子どもの睡眠障害が成長の遅れや食欲不振を招いたり、イライラ、集中力不足となって現れたりするケースが多いことが、最近の研究でわかってきた。テレビ、ゲーム機、塾通いなどの影響で夜更かしの子どもが増えているが、子どもは睡眠不足でも、眠気などの自覚症状が出ないことがある。問題行動や学力の低下は、眠りが足りないせいかもしれない。
治療で落ち着き 太田総合病院(川崎市)の耳鼻咽喉(いんこう)科部長、千葉伸太郎さんは、2002年から05年にかけ、睡眠時無呼吸症候群(SAS)の子ども103人を治療した結果を、大津市で6月末に開かれた日本睡眠学会で報告した。
子どものSASは扁桃(へんとう)の肥大でノドがふさがり起きるケースが多く、切除手術後は症状が軽くなった。それに伴い、遅れていた身体の成長やあごなど顔の骨格の発育が、標準に近づいた。治療後の印象として「急に怒る、泣く」「落ち着きがない」などの精神的な状態が改善したという。
大人では、下あごが小さいとSASになりやすいことが知られており、千葉さんは「治療であごの発育が進めば、成人後のSASを防げる可能性がある」と語った。
注意欠陥・多動性障害(ADHD)を疑われた子どもがSASとわかり、治療で行動が改善したという報告も、別の医療機関からあった。
海外でも関連指摘 睡眠障害と、多動や学習困難との関係を指摘する研究は海外で多く発表されている。
米ボストン大のグループが5歳児約3000人を対象にした調査では、全体の20%近くに多動と注意力不足、約10%に居眠りが見られた。睡眠時の呼吸障害があった子どもは、そうでない子どもより、いずれも2倍以上、これらの比率が高かった。
トルコのマルマラ大では、いつもいびきをかく小学生96人と、かかない190人を教師と親のアンケートから比較した。いびきをかく児童は多動や注意力不足の割合が約3倍高く、学習の困難や成績低下の割合も多かったという。
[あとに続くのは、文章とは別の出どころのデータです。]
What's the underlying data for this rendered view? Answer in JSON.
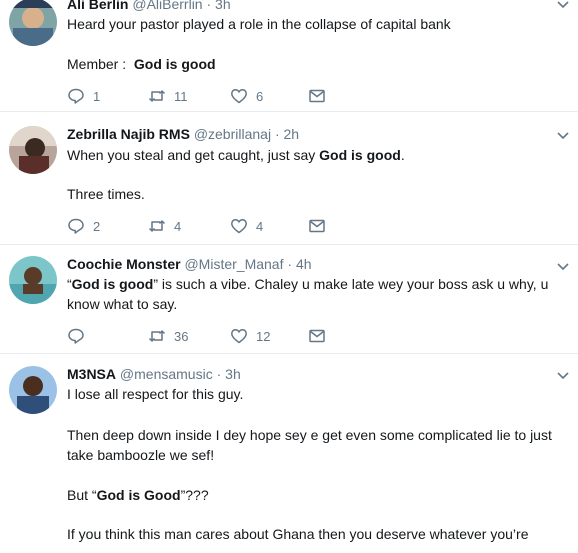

肥満にもなりやすい 3歳の時に寝る時刻が遅くて睡眠時間が少ない子どもほど将来、肥満になりやすいというデータも富山大助教授の関根道和さんらが睡眠学会で発表した。1992年に3歳だった富山県の約1万人を追跡し、中学1年になった時のデータを約5500人から得た。3歳の時に睡眠時間が9時間未満だった子どもは、11時間以上だった子どもに比べ、肥満の率が1・59倍だった。
関根さんは「夜間に出る成長ホルモンの分泌が不足して脂肪の分解ができず、肥満になることが考えられる。夜更かしに伴って夜食を取ったり朝食を抜いたりし、昼間は眠くて運動不足になるといった悪循環もある」と見ている。
広島県教委が02年から続けている小学5年生の基礎学力調査では、朝食を毎日取ることと国語、算数のテストの点数に関連があるほか、睡眠時間についても、8時間以上の児童のほうが、6時間以下の児童より、点数が高いという傾向が出ている。
眠気を意識しないことも 文部科学省が昨年、全国の小学4年生から中学生までの約6300人にアンケートした結果では、小4で5・1%、小6で11・8%が午前0時以降に就寝する。中3では64・4%にのぼる。中学生の平均睡眠時間は約10年間で20分短くなったという。
子どもの睡眠障害は、まだ十分に研究されていないが、国立保健医療科学院社会疫学室長の土井由利子さんによると、大人の場合、睡眠が足りないと、日中に居眠りなどをするのに対し、子どもの場合、眠気を意識できないために、動き回ったり、イライラしたりして、眠気を打ち消すような行動をとることがあるという。
土井さんは「集中力不足などの原因が睡眠障害にある場合もあるので、気をつけてほしい。ただ、必要な睡眠時間は子どもでも個人差があり、夜すぐに眠れて、朝すぐに起きることができ、居眠りもしなければ、多くは問題ない」と説明している。